WashingtonExec: Do you have a favorite application?
Greg Eoyang: It’s not really an application, but what I’m most excited about is the ability to take your iPad screen and mirror it to a flat panel wirelessly for presentations. The reason is because when you’re doing a presentation with an iPad it becomes a collaborative experience. If I’m walking around I’m no longer superior to you, I’m one of you. Then, if I hand the iPad to you, you’re now fully engaged and helping to drive the presentation. It essentially becomes a practical, not anecdotal, discussion.
When participants are provided with the ability to engage on a personal level – when it’s in their hands – certain barriers go down and the presentation clearly becomes more of an interactive, and many would argue, a more valuable experience. As a real world example, my wife is a teacher and there are times when a student asks her a question and she hands them an iPad, which gives them the opportunity to figure it out themselves. It’s brilliant because you’re enabling them to find the answers, which is really part of what a teacher is supposed to do.
“The biggest reason why it’s tough in the Federal space is that the government’s acquisitions life cycle is longer than the mobile product life cycle. So if it takes 12- to 24-months to execute and actually deliver the devices, the next tablet or great wave of operating systems has already been sent to market. That is a critical issue that needs to be addressed.”
WashingtonExec: How would you evaluate the Federal IT industry’s approach to mobility?

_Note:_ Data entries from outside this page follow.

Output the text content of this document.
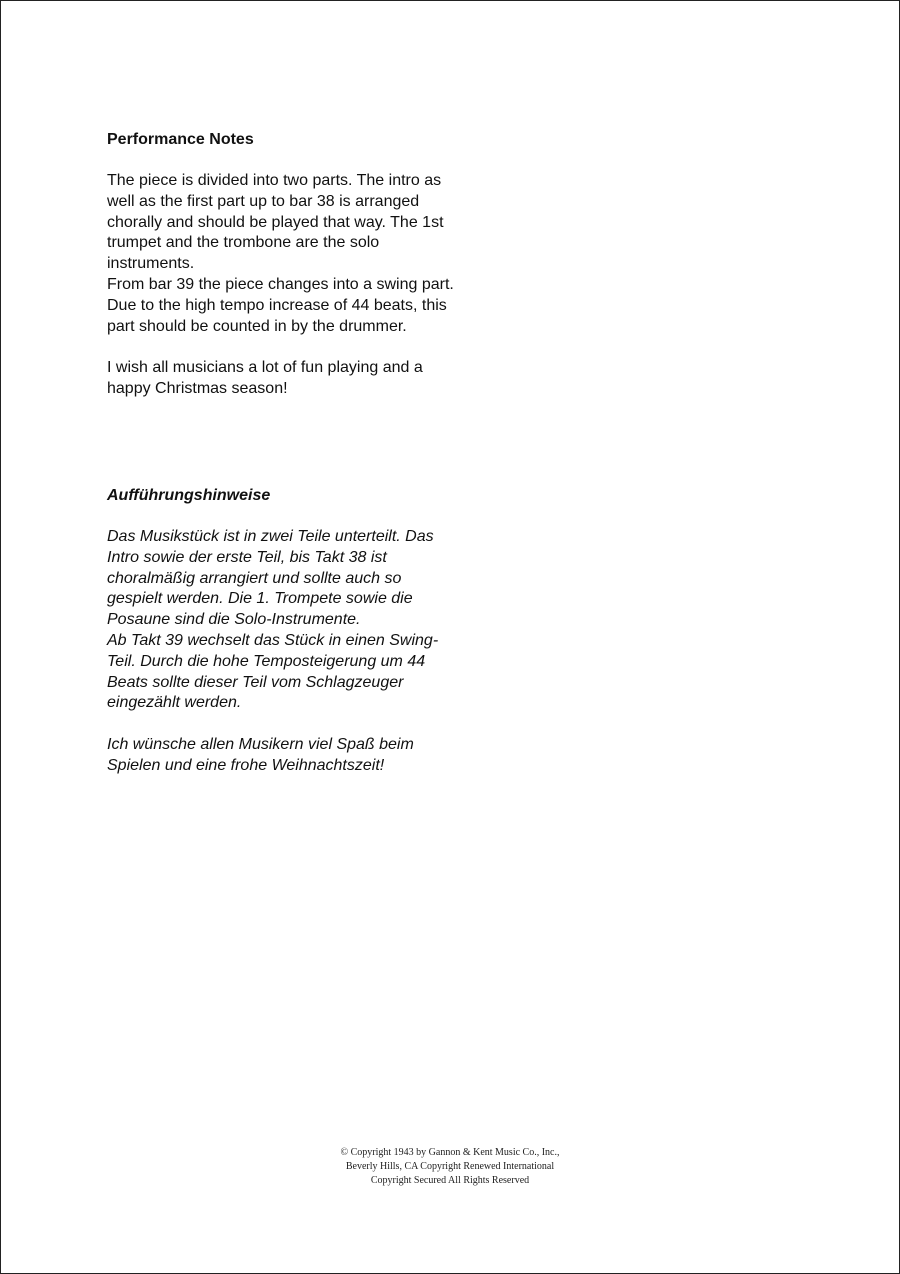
Performance Notes

The piece is divided into two parts. The intro as
well as the first part up to bar 38 is arranged
chorally and should be played that way. The 1st
trumpet and the trombone are the solo
instruments.
From bar 39 the piece changes into a swing part.
Due to the high tempo increase of 44 beats, this
part should be counted in by the drummer.

I wish all musicians a lot of fun playing and a
happy Christmas season!

Aufführungshinweise

Das Musikstück ist in zwei Teile unterteilt. Das
Intro sowie der erste Teil, bis Takt 38 ist
choralmäßig arrangiert und sollte auch so
gespielt werden. Die 1. Trompete sowie die
Posaune sind die Solo-Instrumente.
Ab Takt 39 wechselt das Stück in einen Swing-
Teil. Durch die hohe Temposteigerung um 44
Beats sollte dieser Teil vom Schlagzeuger
eingezählt werden.

Ich wünsche allen Musikern viel Spaß beim
Spielen und eine frohe Weihnachtszeit!

© Copyright 1943 by Gannon & Kent Music Co., Inc.,
Beverly Hills, CA Copyright Renewed International
Copyright Secured All Rights Reserved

Greg Eoyang: I was reading through the recent WashingtonExec interview conducted with DoD’s CIO Teri Takai. For me, it was fascinating to learn what keeps her up at night as she addresses the issues related to the department’s 50 different pilot programs. This is exactly the problem – an acquisition cycle that takes too long. What we, the private sector, are trying to do is focus on “forget about the total 100 percent solution, is there 80 percent of something that is good enough that we can get into the field in the next three- to six-months?”
The biggest reason why it’s tough in the Federal space is that the government’s acquisitions life cycle is longer than the mobile product life cycle. So if it takes 12- to 24-months to execute and actually deliver the devices, the next tablet or great wave of operating systems has already been sent to market. That is a critical issue that needs to be addressed.